Bio-SANS, the Biological Small-Angle Neutron Scattering Instrument at HFIR recently had a detector upgrade that will provide significantly improved performance that is more in line with the instrument’s capability.

Shorter experiment times are expected, which means more experiments can be performed, as well as new types of science addressed that could not be done previously, said Kevin Berry, a detector development specialist in the Neutron Sciences Directorate.

The new detector system is an array of 192 individual linear position-sensitive detectors. Each detector tube is 8 mm in diameter, 1 m in length, and filled with 3He (Helium-3) gas for neutron conversion. The tubes are oriented vertically and arranged into two rows of 96 tubes each, spaced to provide an active area of 1 × 1 m, equivalent to that of the original detector.

For ease of assembly, handling, and testing, the detector array was designed to be modular, with eight tubes per module. “This design allows better access for maintenance and repair, compared with the original; now, problem modules can be replaced individually,” Berry said.

The original detector was housed in a common enclosure. Detector repair consisted of removing the entire system and returning it to the factory, leading to long instrument down times.

Plans are in place to add additional detector banks for recording data at higher scattering angles than is currently possible.

This new detector is modeled after one that was installed at the Extended Q-Range SANS instrument at SNS in 2008 and is identical to the upgrade to the General-Purpose SANS instrument in 2011.

“Since the upgrade at GP-SANS, the detector system has been shown to be capable of operating at count rates one to two orders of magnitude higher than before,” Berry said.

For experiments with strongly scattering samples, this means that shorter experimental times and therefore higher throughput can be achieved. With the old detector, data rates from strongly scattering samples had to be slowed down by attenuating the available neutron beam.

For Bio-SANS, the higher count rate improves the capability to study samples that have a low signal over intrinsic background, namely small proteins at low concentrations, and contrast studies for small domains in large multi-domain protein molecules.

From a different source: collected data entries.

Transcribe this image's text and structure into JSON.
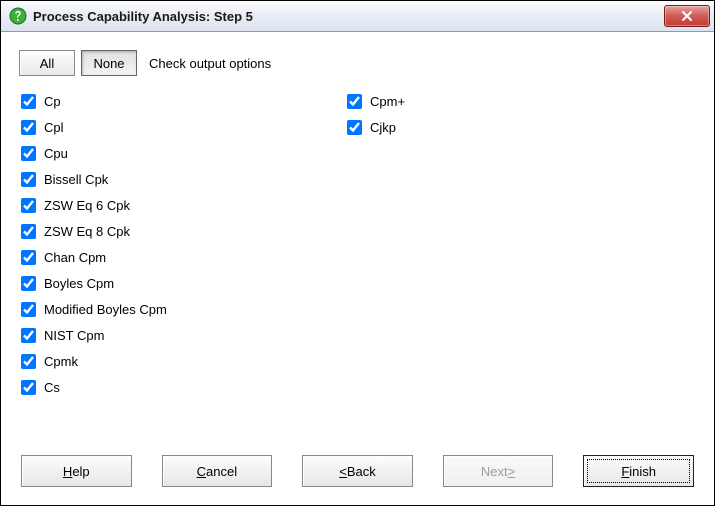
{
  "window": {
    "title": "Process Capability Analysis: Step 5"
  },
  "icons": {
    "app": "question-mark-icon",
    "close": "close-icon"
  },
  "toolbar": {
    "all_label": "All",
    "none_label": "None",
    "instruction": "Check output options"
  },
  "options": {
    "left": [
      {
        "label": "Cp",
        "checked": true
      },
      {
        "label": "Cpl",
        "checked": true
      },
      {
        "label": "Cpu",
        "checked": true
      },
      {
        "label": "Bissell Cpk",
        "checked": true
      },
      {
        "label": "ZSW Eq 6 Cpk",
        "checked": true
      },
      {
        "label": "ZSW Eq 8 Cpk",
        "checked": true
      },
      {
        "label": "Chan Cpm",
        "checked": true
      },
      {
        "label": "Boyles Cpm",
        "checked": true
      },
      {
        "label": "Modified Boyles Cpm",
        "checked": true
      },
      {
        "label": "NIST Cpm",
        "checked": true
      },
      {
        "label": "Cpmk",
        "checked": true
      },
      {
        "label": "Cs",
        "checked": true
      }
    ],
    "right": [
      {
        "label": "Cpm+",
        "checked": true
      },
      {
        "label": "Cjkp",
        "checked": true
      }
    ]
  },
  "buttons": {
    "help": {
      "full": "Help",
      "prefix": "",
      "mn": "H",
      "suffix": "elp",
      "enabled": true,
      "default": false
    },
    "cancel": {
      "full": "Cancel",
      "prefix": "",
      "mn": "C",
      "suffix": "ancel",
      "enabled": true,
      "default": false
    },
    "back": {
      "full": "< Back",
      "prefix": "",
      "mn": "<",
      "suffix": " Back",
      "enabled": true,
      "default": false
    },
    "next": {
      "full": "Next >",
      "prefix": "Next ",
      "mn": ">",
      "suffix": "",
      "enabled": false,
      "default": false
    },
    "finish": {
      "full": "Finish",
      "prefix": "",
      "mn": "F",
      "suffix": "inish",
      "enabled": true,
      "default": true
    }
  }
}
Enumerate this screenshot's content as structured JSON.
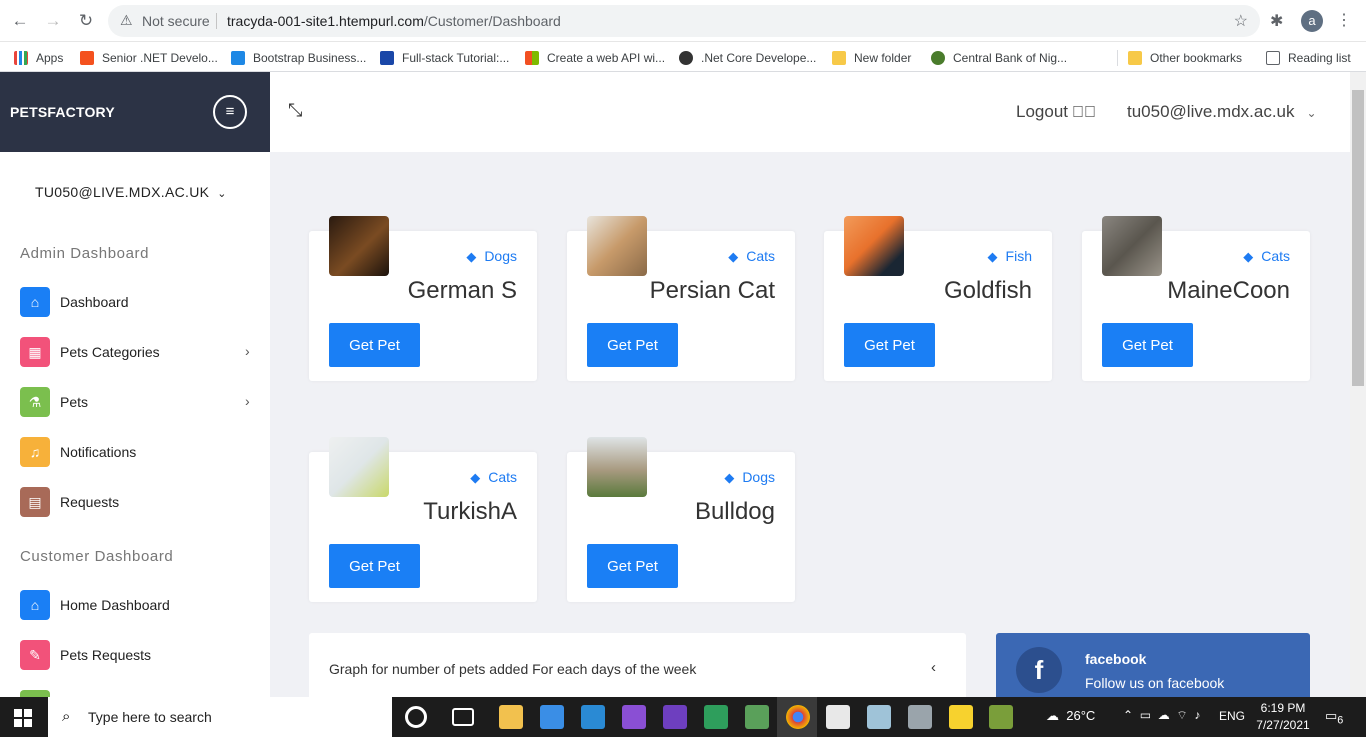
{
  "browser": {
    "not_secure": "Not secure",
    "url_host": "tracyda-001-site1.htempurl.com",
    "url_path": "/Customer/Dashboard",
    "profile_letter": "a",
    "bookmarks": [
      {
        "label": "Apps",
        "color": "#e8453c"
      },
      {
        "label": "Senior .NET Develo...",
        "color": "#f4511e"
      },
      {
        "label": "Bootstrap Business...",
        "color": "#1e88e5"
      },
      {
        "label": "Full-stack Tutorial:...",
        "color": "#1a47a8"
      },
      {
        "label": "Create a web API wi...",
        "color": "#7cbb00"
      },
      {
        "label": ".Net Core Develope...",
        "color": "#333333"
      },
      {
        "label": "New folder",
        "color": "#f7c948"
      },
      {
        "label": "Central Bank of Nig...",
        "color": "#4a7c2c"
      }
    ],
    "other_bookmarks": "Other bookmarks",
    "reading_list": "Reading list"
  },
  "sidebar": {
    "brand": "PETSFACTORY",
    "user": "TU050@LIVE.MDX.AC.UK",
    "admin_section": "Admin Dashboard",
    "admin_items": [
      {
        "label": "Dashboard",
        "color": "#1a7ff5",
        "icon": "home-icon"
      },
      {
        "label": "Pets Categories",
        "color": "#f2527a",
        "icon": "grid-icon"
      },
      {
        "label": "Pets",
        "color": "#7bbf4e",
        "icon": "flask-icon"
      },
      {
        "label": "Notifications",
        "color": "#f7b13a",
        "icon": "bell-icon"
      },
      {
        "label": "Requests",
        "color": "#a86a58",
        "icon": "document-icon"
      }
    ],
    "customer_section": "Customer Dashboard",
    "customer_items": [
      {
        "label": "Home Dashboard",
        "color": "#1a7ff5",
        "icon": "home-icon"
      },
      {
        "label": "Pets Requests",
        "color": "#f2527a",
        "icon": "dog-icon"
      }
    ]
  },
  "topbar": {
    "logout": "Logout",
    "user_email": "tu050@live.mdx.ac.uk"
  },
  "pets": [
    {
      "name": "German S",
      "category": "Dogs",
      "button": "Get Pet",
      "img_color": "#5a3b20"
    },
    {
      "name": "Persian Cat",
      "category": "Cats",
      "button": "Get Pet",
      "img_color": "#c79a6a"
    },
    {
      "name": "Goldfish",
      "category": "Fish",
      "button": "Get Pet",
      "img_color": "#e8712c"
    },
    {
      "name": "MaineCoon",
      "category": "Cats",
      "button": "Get Pet",
      "img_color": "#6f6b63"
    },
    {
      "name": "TurkishA",
      "category": "Cats",
      "button": "Get Pet",
      "img_color": "#d8e3a0"
    },
    {
      "name": "Bulldog",
      "category": "Dogs",
      "button": "Get Pet",
      "img_color": "#a89a80"
    }
  ],
  "graph_panel": {
    "title": "Graph for number of pets added For each days of the week"
  },
  "facebook": {
    "title": "facebook",
    "subtitle": "Follow us on facebook"
  },
  "taskbar": {
    "search_placeholder": "Type here to search",
    "weather": "26°C",
    "lang": "ENG",
    "time": "6:19 PM",
    "date": "7/27/2021",
    "notifications": "6"
  }
}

Higher count rates will also allow new types of experiments such as faster time-resolved studies than were previously feasible, with sample changes that occur in the second to sub-second time-range.

 

Bio-SANS was designed for the analysis of the structure, function, and dynamics of complex biological systems. It is the cornerstone of the Center for Structural Molecular Biology (CSMB) at Oak Ridge National Laboratory. The detector modules were manufactured by GE Reuter-Stokes, Twinsburg, Ohio. Funding for the detector upgrade came from the U.S. Department of Energy Office of Basic Energy Sciences and the Office of Biological and Environmental Research.